If a Python library is built can it be turned into a research paper? Will it be accepted?
The point of research is the production of knowledge. If, after you take away all the code you’ve written and the datasets you’ve collected, and there’s nothing left, you’re not doing research, you’re doing development.
So, if you want to do artefact-oriented research like this, the question you have to ask yourself is this: what is the new knowledge you’re producing? Are you testing a new, better algorithm? Are you applying an existing algorithm in a new context and determining if it works there? Are you investigating how a complex system functions, or how it interacts with humans and/or the environment? What is the research question that you’re answering?
If you do determine that you’re doing research rather than development, however, there are a number of artefact-oriented research methodologies, however, such as the Design Science Research Methodology. You should be able to find more information on it with Google Scholar, if you’re a member of an institution that gives you access to their research journal subscriptions.

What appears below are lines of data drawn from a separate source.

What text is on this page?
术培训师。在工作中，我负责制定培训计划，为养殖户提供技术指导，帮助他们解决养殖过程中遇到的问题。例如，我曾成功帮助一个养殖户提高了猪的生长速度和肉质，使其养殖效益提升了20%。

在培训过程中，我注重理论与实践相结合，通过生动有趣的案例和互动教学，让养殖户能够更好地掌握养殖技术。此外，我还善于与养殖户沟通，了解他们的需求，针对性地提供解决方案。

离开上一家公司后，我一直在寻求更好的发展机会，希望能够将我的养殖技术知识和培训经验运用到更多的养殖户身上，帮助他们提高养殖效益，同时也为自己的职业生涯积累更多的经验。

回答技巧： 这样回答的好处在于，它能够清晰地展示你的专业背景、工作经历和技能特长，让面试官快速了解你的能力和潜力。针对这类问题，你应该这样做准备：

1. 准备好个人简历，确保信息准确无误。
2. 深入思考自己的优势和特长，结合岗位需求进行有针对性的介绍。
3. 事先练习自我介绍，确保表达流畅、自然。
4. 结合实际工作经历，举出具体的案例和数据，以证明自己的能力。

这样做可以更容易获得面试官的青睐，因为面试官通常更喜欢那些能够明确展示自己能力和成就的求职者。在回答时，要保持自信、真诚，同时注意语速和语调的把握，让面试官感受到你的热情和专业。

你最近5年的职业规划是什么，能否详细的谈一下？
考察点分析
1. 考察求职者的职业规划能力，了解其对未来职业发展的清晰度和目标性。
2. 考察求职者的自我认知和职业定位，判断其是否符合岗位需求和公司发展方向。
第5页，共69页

There might be research that leads you to build such a library, but coding itself, isn't research. But compilers, for example, were built on a ton of research prior to any coding beyond the experimental.
One often, in CS, does some research first and then builds something to validate the conclusions of the research. But the paper produced is about the research findings, not the code. Code optimizers fall in this category as do many aspects of operating systems.
But note that it starts with the research, not the code.